The press launch was chaired by NEC member Harpal Brar, the contents of whose secret speech - made a year ago in Brussels - I revealed in last week’s Weekly Worker (May 27 -see centre pages for extended extracts from the speech).

The Independent’s headline - “Scargill keeps old Labour flag flying” - served as a stark reminder that, despite the increasing influence of the ultra-Stalinites around comrade Brar, Scargill has not broken with Labourism, but still “maintain[s] illusions in social democracy”, to quote Brar’s own words.

Of course both Brar and Scargill share one big illusion - that of national socialism. Both believe that it is possible to build socialism in a single country, the difference being that Scargill’s national socialism is reformist, while Brar’s is revolutionary. It is none the less reactionary for all that. While both proclaim their internationalism, their socialism is based on the national not the global economy.

Nowhere is this more easily demonstrated than in the SLP’s propaganda relating to the EU elections. Last week’s SLP election broadcast was a prime example. You could have been excused for mistaking it for that of the UK Independence Party. Scargill rolled out the usual reams of figures to show how “we” had lost out as a result of joining the “Common Market”. He was backed up by Brar’s Stalinite comrade in arms, Amanda Rose, who bewailed the fact that membership did not “protect British industry and jobs”, as its backers had claimed it would. She might have been following Scargill’s script, but she made a good enough effort at putting over the dire little Britain chauvinism.

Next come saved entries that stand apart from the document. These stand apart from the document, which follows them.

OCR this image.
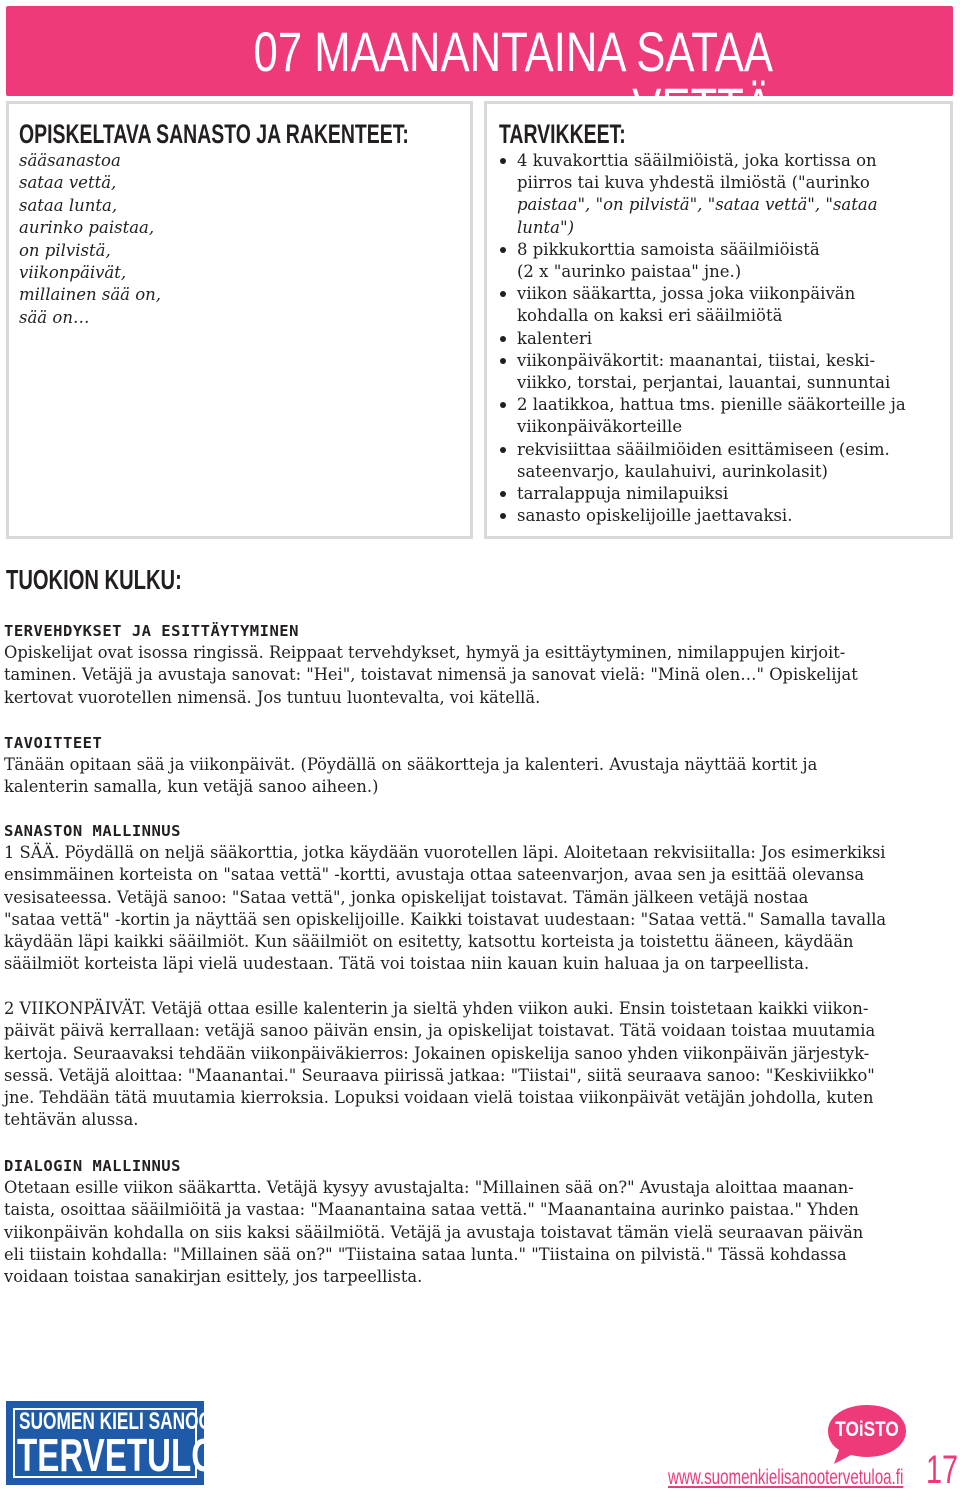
07 MAANANTAINA SATAA
OPISKELTAVA SANASTO JA RAKENTEET:
sääsanastoa
sataa vettä,
sataa lunta,
aurinko paistaa,
on pilvistä,
viikonpäivät,
millainen sää on,
sää on…
TARVIKKEET:
4 kuvakorttia sääilmiöistä, joka kortissa on
piirros tai kuva yhdestä ilmiöstä ("aurinko
paistaa", "on pilvistä", "sataa vettä", "sataa
lunta")
8 pikkukorttia samoista sääilmiöistä
(2 x "aurinko paistaa" jne.)
viikon sääkartta, jossa joka viikonpäivän
kohdalla on kaksi eri sääilmiötä
kalenteri
viikonpäiväkortit: maanantai, tiistai, keski-
viikko, torstai, perjantai, lauantai, sunnuntai
2 laatikkoa, hattua tms. pienille sääkorteille ja
viikonpäiväkorteille
rekvisiittaa sääilmiöiden esittämiseen (esim.
sateenvarjo, kaulahuivi, aurinkolasit)
tarralappuja nimilapuiksi
sanasto opiskelijoille jaettavaksi.
TUOKION KULKU:
TERVEHDYKSET JA ESITTÄYTYMINEN

Opiskelijat ovat isossa ringissä. Reippaat tervehdykset, hymyä ja esittäytyminen, nimilappujen kirjoit-

taminen. Vetäjä ja avustaja sanovat: "Hei", toistavat nimensä ja sanovat vielä: "Minä olen…" Opiskelijat

kertovat vuorotellen nimensä. Jos tuntuu luontevalta, voi kätellä.

TAVOITTEET

Tänään opitaan sää ja viikonpäivät. (Pöydällä on sääkortteja ja kalenteri. Avustaja näyttää kortit ja

kalenterin samalla, kun vetäjä sanoo aiheen.)

SANASTON MALLINNUS

1 SÄÄ. Pöydällä on neljä sääkorttia, jotka käydään vuorotellen läpi. Aloitetaan rekvisiitalla: Jos esimerkiksi

ensimmäinen korteista on "sataa vettä" -kortti, avustaja ottaa sateenvarjon, avaa sen ja esittää olevansa

vesisateessa. Vetäjä sanoo: "Sataa vettä", jonka opiskelijat toistavat. Tämän jälkeen vetäjä nostaa

"sataa vettä" -kortin ja näyttää sen opiskelijoille. Kaikki toistavat uudestaan: "Sataa vettä." Samalla tavalla

käydään läpi kaikki sääilmiöt. Kun sääilmiöt on esitetty, katsottu korteista ja toistettu ääneen, käydään

sääilmiöt korteista läpi vielä uudestaan. Tätä voi toistaa niin kauan kuin haluaa ja on tarpeellista.

2 VIIKONPÄIVÄT. Vetäjä ottaa esille kalenterin ja sieltä yhden viikon auki. Ensin toistetaan kaikki viikon-

päivät päivä kerrallaan: vetäjä sanoo päivän ensin, ja opiskelijat toistavat. Tätä voidaan toistaa muutamia

kertoja. Seuraavaksi tehdään viikonpäiväkierros: Jokainen opiskelija sanoo yhden viikonpäivän järjestyk-

sessä. Vetäjä aloittaa: "Maanantai." Seuraava piirissä jatkaa: "Tiistai", siitä seuraava sanoo: "Keskiviikko"

jne. Tehdään tätä muutamia kierroksia. Lopuksi voidaan vielä toistaa viikonpäivät vetäjän johdolla, kuten

tehtävän alussa.

DIALOGIN MALLINNUS

Otetaan esille viikon sääkartta. Vetäjä kysyy avustajalta: "Millainen sää on?" Avustaja aloittaa maanan-

taista, osoittaa sääilmiöitä ja vastaa: "Maanantaina sataa vettä." "Maanantaina aurinko paistaa." Yhden

viikonpäivän kohdalla on siis kaksi sääilmiötä. Vetäjä ja avustaja toistavat tämän vielä seuraavan päivän

eli tiistain kohdalla: "Millainen sää on?" "Tiistaina sataa lunta." "Tiistaina on pilvistä." Tässä kohdassa

voidaan toistaa sanakirjan esittely, jos tarpeellista.

SUOMEN KIELI SANOO
TERVETULOA	TOiSTO
www.suomenkielisanootervetuloa.fi 17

Scargill seems to be living 20 years in the past with his anti-EU propaganda, bemoaning the loss of “our” steel and coal industries, while comrade Rose also mentioned the effect of the EU on British manufacturing - everything “from textiles to typewriters”, she said. Typewriters!

Only the general secretary of the Indian Workers Association, Avtar Jouhl, did not seem to be singing from Scargill’s songbook. But his reference to the “exploiting class” could not do much to give the overwhelming nationalism of the broadcast a working class gloss.

So Scargill has had his five minutes on prime-time TV. No doubt his message will have struck home with some, but it posed a British, not a working class, alternative to the capitalist European Union.

It is the same with his election address. I am told that millions have been printed for distribution by Royal Mail, but there is no sign of any mobilisation of the remaining membership. In London election agent John Hayball began ringing around the numbers he had been given by Barnsley from the national membership list, but soon gave up, finding that most of those who answered were ex-members. There has been no general circular to the whole membership - presumably because that would also be too much of a hit-and-miss.